UK health authorities this week revealed that, as of November 7, the lifetime ban on sexually active gay men donating blood will be retired and replaced with a deferral period limiting the ban to gay men who have had sex with another man in the past year. This applies to England, Wales and Scotland, with Northern Ireland expected to make a decision on their ban in the coming months.
The lifetime ban was introduced in the UK in the 1980s in response to the AIDS crisis.
Recently, however, the ban has been a target for equality and health campaigners who say the ban is discriminatory and is not justifiable given the latest risk calculations and new screening methods. This led the Advisory Committee on the Safety of Blood, Tissue and Organs to review the ban, and the Committee has now concluded that the lifetime ban can be retired.
Committee member Prof Deirdre Kelly said the safety of the blood supply is “absolutely essential” and that any restrictions “must be based on the latest scientific evidence”.
She said there had been advances in the testing of donated blood which had significantly reduced the chance of errors and had reduced the size of the “window period”.
She said the data showed that “the risk from a 12-month deferral was equivalent to permanent deferral” so “the evidence does not support the maintenance of a permanent ban”.

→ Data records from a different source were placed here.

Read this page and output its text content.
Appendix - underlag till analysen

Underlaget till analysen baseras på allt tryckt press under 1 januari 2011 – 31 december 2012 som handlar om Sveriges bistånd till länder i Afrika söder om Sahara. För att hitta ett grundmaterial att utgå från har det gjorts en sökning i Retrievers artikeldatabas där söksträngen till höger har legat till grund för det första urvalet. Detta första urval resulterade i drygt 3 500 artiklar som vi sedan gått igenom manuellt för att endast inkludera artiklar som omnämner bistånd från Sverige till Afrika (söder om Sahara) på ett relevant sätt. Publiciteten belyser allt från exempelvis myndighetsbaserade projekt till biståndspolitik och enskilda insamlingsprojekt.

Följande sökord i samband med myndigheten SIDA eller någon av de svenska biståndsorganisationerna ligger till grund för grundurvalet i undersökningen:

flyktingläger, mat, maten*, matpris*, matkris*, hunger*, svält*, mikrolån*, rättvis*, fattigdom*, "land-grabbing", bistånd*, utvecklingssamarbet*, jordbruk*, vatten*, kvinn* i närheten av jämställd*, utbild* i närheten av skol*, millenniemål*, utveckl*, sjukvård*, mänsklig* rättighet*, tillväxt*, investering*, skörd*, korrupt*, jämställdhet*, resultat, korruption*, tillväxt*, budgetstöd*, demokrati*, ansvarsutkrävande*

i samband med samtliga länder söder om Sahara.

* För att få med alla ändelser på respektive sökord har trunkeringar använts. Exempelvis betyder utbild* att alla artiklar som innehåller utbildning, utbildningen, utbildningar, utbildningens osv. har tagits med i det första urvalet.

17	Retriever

Among other countries to retire their lifetime ban, Australia last year reduced the deferral period to one year. A year on, research says there has been no significant increase in HIV infections as a result of this change.
The year deferral, health authorities argue, is still necessary however because there is a period of about twelve months in which new HIV and hepatitis B infections can be hard to detect.
While campaigners have praised the UK’s action to end the lifetime ban, they have also pointed out it remains discriminatory to blanket ban gay men — even those in committed and monogamous relationships — while heterosexuals are not given the same restrictions.
“We recognise this move as a step in the right direction,” [said Ben Summerskill of gay rights group Stonewall]. “However, Stonewall will continue to push for a donation system based on the real risks. People wanting to donate blood should be asked similar questions irrespective of their sexual orientation.”
Andy Wasley, editor in chief of So So Gay magazine, called for hepatitis B to be included in the national vaccination programme, as in most countries in Europe, and for “more precise selection criteria” to be used in identifying high-risk potential donors.
The U.S. Department of Health & Human Services (HHS) recently said that it would re-examine the US’s blanket blood donation ban on men who have sex with other men (MSM). Any man that has had sex with another man since 1977, no matter how infrequently or safely, is permanently barred from donating under the current policy.
Canadian Blood Services and its counterpart Héma Québec are also said to be reconsidering their bans.